How Can I Treat Both?
The good news is some of the lifestyle treatments that help psoriasis may also help get your NAFLD under control. These include:
Maintain a healthy weight. If you are overweight, a weight loss of just 10% (that’s 15 pounds for a 150-pound woman) can decrease liver fat. It can also help lower your need for psoriasis medications and improve how well your treatment works. Some people discover that a psoriasis drug that didn’t help them before does once they lose weight.
Eat a healthy diet. Studies have shown that diets high in saturated fats and high-fructose corn syrup (found in many processed and packaged foods) can lead to NAFLD. Research also shows that these foods can also aggravate psoriasis. An anti-inflammatory diet like the Mediterranean diet (a diet rich in fruits, veggies, whole grains, beans, seeds, fatty fish, and olive oil) may have the best effects.

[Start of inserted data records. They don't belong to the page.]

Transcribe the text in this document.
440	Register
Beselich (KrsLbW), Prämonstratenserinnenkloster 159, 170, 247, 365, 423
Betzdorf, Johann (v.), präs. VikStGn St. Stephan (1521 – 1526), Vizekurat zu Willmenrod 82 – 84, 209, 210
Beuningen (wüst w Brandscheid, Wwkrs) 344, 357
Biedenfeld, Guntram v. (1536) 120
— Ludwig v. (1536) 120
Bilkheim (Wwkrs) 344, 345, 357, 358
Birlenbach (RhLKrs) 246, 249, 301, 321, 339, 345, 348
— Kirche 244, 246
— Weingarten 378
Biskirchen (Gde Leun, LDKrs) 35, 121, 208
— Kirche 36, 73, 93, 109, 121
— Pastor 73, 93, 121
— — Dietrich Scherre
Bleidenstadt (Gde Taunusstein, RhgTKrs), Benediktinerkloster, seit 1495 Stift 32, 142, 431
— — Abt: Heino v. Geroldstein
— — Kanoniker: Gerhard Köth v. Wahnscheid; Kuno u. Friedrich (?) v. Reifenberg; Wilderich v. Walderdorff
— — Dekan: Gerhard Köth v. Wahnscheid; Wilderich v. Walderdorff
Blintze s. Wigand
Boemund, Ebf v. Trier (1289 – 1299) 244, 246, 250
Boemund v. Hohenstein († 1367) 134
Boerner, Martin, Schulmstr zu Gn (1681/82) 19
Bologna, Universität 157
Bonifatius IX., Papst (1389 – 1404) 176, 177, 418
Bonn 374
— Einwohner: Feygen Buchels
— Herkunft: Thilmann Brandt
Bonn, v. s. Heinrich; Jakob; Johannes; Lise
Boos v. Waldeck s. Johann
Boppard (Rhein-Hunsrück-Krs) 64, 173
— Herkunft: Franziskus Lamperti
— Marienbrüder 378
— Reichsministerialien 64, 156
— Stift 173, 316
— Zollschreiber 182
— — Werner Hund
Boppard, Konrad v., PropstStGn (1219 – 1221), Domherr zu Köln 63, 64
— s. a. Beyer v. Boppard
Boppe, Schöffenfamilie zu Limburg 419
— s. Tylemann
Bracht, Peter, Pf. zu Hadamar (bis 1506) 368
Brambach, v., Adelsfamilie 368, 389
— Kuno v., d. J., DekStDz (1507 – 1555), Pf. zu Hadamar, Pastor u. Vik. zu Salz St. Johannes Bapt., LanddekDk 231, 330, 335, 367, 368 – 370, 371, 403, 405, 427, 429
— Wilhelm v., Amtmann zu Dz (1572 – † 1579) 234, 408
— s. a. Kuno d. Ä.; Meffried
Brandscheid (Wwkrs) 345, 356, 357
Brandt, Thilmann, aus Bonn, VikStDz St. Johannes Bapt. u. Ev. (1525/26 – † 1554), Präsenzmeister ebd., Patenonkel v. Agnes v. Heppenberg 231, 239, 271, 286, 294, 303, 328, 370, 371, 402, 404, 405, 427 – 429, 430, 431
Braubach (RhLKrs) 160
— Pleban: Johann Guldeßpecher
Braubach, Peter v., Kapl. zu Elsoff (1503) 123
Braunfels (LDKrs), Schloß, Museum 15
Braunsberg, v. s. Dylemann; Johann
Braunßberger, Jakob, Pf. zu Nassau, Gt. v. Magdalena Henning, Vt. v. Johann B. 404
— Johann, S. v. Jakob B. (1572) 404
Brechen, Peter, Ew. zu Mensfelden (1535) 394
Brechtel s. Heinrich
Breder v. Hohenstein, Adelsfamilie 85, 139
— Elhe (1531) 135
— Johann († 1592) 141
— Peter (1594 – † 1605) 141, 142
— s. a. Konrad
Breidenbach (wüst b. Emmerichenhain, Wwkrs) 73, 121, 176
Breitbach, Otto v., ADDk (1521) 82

Stay active. Exercise decreases liver fat and reduces some of the inflammation associated with NAFLD. It’s also been shown to improve psoriasis severity in psoriasis patients who are also overweight or obese.
Avoid alcohol. It can trigger psoriasis flares and worsen NAFLD.
Check with your doctor about medications. Some drugs used to treat psoriasis, like methotrexate or a class of drugs known as biologics, can cause liver damage. If you do take one of them, it’s very important that your doctor check your liver function regularly. Research shows that people with psoriasis who take these medications have the highest risk to develop NAFLD and cirrhosis.